7/10
On the one hand...
23 September 2012
Warning: Spoilers
I cannot recall ever feeling more ambivalent about a film. Having read the reviews and seen the trailer, and having heard nothing but praise from those who'd seen this movie, I was really looking forward to seeing it myself.

So let's start with the good things, of which there are several. The atmosphere of the film is literally marvellous. We are immediately transported to an almost post- apocalyptic environment - the Bathtub - that is a steamy, waterlogged, mucky place and that is a wonderland for a young girl with a vivid imagination and an adventurous spirit. Able to move around with little or no adult supervision, but for the intermittent intrusion of a drunken, dying father, Hushpuppy can revel in nature and create fantasies that sustain her in her squalid surroundings.

The story is always interesting, taking bizarre and unexpected twists and turns. The other side of that assessment (and here comes my ambivalence) is that the plot seems to be made up as it goes along.

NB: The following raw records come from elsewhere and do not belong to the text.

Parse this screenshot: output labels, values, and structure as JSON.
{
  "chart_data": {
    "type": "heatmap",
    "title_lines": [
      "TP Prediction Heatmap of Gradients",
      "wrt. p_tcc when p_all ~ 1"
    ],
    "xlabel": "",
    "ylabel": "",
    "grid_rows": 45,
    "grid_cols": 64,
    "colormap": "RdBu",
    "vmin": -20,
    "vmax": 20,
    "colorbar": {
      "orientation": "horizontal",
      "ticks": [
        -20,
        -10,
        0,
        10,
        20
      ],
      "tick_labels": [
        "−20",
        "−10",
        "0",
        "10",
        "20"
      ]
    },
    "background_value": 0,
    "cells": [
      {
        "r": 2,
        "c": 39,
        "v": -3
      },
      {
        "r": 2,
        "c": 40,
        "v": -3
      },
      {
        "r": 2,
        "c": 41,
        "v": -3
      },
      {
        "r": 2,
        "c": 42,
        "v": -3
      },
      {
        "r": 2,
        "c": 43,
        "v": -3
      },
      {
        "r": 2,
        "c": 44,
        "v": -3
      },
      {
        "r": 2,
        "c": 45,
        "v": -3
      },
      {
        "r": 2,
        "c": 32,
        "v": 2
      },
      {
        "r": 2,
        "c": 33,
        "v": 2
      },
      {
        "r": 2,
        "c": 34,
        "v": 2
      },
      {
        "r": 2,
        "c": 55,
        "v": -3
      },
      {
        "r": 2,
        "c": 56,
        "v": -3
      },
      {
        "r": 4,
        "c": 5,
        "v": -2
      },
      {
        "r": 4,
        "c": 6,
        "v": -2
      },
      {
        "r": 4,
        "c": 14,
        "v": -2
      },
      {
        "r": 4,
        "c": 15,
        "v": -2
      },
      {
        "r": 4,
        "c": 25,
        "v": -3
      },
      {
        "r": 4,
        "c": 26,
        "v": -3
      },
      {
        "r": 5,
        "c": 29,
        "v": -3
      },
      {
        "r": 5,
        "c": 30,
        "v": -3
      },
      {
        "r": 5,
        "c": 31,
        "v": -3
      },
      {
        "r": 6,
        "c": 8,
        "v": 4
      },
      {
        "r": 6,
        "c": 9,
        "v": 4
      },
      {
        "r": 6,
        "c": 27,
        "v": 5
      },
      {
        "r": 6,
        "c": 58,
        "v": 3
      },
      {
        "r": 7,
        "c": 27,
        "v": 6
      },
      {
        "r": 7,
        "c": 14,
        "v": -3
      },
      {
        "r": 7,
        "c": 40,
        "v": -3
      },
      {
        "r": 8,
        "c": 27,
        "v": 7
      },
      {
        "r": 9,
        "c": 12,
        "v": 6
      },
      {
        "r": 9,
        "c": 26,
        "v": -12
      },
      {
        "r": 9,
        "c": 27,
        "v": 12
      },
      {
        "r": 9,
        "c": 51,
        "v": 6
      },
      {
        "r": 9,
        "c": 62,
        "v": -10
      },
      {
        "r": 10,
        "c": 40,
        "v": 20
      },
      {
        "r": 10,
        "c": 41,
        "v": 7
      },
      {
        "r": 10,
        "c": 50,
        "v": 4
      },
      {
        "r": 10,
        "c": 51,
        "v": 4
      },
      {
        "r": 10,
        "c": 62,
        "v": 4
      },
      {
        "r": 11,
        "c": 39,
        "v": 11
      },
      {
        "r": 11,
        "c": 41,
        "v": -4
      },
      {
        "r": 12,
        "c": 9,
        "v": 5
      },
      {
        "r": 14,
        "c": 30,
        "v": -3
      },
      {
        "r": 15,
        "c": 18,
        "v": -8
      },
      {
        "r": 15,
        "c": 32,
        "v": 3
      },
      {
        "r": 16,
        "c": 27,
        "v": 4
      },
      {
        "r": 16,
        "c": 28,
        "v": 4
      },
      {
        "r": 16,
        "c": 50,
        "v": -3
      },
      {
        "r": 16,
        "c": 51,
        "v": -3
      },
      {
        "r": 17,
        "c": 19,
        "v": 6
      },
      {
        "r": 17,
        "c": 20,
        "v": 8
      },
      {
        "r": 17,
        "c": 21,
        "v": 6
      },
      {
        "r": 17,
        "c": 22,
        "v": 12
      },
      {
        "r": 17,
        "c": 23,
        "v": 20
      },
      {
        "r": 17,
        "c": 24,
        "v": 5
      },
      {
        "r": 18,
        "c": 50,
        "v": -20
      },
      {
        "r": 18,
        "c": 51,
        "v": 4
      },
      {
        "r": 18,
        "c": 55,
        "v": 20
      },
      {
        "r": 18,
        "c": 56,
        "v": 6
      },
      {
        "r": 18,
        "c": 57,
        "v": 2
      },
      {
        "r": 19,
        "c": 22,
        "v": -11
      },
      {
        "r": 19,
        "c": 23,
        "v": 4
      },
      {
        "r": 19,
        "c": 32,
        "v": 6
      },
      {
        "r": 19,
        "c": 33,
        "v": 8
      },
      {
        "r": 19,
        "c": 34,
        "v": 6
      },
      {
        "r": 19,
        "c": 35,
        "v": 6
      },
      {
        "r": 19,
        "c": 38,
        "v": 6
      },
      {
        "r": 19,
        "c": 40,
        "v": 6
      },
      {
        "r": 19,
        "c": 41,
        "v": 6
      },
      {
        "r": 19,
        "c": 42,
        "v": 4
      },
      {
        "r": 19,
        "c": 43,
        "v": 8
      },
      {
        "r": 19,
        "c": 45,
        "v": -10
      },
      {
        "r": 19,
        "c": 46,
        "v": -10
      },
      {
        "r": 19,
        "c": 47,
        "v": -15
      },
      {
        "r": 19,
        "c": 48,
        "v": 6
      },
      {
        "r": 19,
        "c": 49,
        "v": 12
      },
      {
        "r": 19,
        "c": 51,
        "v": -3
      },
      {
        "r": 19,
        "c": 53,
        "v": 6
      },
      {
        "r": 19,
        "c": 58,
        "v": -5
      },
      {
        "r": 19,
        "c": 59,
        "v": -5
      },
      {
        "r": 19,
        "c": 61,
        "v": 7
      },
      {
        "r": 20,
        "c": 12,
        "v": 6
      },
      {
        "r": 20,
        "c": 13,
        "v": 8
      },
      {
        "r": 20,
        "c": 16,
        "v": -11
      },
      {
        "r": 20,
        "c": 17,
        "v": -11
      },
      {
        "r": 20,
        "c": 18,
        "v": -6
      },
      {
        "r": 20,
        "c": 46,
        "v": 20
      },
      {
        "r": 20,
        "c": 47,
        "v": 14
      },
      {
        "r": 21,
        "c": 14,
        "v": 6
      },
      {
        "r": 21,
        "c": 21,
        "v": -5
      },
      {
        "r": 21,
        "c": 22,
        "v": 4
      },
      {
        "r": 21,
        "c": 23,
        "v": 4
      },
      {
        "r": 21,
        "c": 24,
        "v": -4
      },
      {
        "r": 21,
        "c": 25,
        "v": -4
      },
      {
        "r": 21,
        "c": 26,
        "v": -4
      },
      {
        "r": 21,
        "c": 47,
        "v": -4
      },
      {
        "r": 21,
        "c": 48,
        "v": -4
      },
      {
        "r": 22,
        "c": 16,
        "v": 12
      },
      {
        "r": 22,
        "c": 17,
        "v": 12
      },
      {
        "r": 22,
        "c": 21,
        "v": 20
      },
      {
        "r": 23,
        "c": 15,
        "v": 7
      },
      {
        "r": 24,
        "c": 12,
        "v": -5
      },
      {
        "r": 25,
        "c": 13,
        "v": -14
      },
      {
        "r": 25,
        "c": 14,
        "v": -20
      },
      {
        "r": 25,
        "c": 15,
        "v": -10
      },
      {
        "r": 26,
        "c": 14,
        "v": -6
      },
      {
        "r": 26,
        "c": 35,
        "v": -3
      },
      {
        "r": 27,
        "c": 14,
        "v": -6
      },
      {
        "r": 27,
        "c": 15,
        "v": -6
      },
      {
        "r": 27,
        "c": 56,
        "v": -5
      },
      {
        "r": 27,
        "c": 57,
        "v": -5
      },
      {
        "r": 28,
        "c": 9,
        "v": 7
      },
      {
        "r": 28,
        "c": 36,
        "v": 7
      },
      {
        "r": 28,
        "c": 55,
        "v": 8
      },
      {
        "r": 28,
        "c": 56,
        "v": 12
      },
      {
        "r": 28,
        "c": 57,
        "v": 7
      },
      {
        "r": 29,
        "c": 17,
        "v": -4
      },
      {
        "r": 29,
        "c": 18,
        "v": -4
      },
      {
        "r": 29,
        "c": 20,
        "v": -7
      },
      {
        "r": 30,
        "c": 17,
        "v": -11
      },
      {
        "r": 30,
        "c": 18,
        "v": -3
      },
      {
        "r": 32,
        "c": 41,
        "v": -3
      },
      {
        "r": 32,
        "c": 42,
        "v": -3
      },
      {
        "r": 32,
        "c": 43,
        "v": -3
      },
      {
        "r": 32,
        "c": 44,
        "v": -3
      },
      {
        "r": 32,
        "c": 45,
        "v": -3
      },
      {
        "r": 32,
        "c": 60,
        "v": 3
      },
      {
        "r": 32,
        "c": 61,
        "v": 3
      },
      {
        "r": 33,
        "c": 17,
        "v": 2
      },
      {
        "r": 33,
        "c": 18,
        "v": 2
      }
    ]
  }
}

There is certainly no clean narrative thread, and the unifying motifs - the oryx (aurochs?), the heartbeats of the beasts (humans most certainly included), the Gatsby-like lighthouse to which Hushpuppy speaks as if it were her absent mother - can seem more or less forced.

And there is fact that these are not professional actors. Even if we were unaware, the performances of the two leads are truly extraordinary. Wallis in particular, who is in virtually every scene, is riveting and has a greater screen presence than any number of top Hollywood actors I can think of. An Oscar nomination is, or ought to be, inevitable.

Parenthetically, it's interesting that two films this year - this one and What Maisie Knew which I saw recently at TIFF - are both tales of dysfunctional families told from the constant perspective of precocious six-year old girls, both of whom provide unbelievably fine performances.

So what's wrong with Beasts? Maybe it is just my own political correctness, but I couldn't help feeling throughout that we were watching the most reprehensible stereotypes of the Southern poor. The characters in the Bathtub with whom we are asked to empathize are, to a person, illiterate, shiftless, violent, besotted rubes who are too dumb to get out of the way of a freight train. I exaggerate, of course, but not by that much. Making it worse is the knowledge that we're not watching professional actors, but rather the residents who are called upon to play caricatures of themselves.

It may take me a while, and another viewing, to reconcile my feelings about this movie. One thing I will say, though: this is a remarkable achievement for a first-time 29 year-old director and we should all be looking forward to his next work.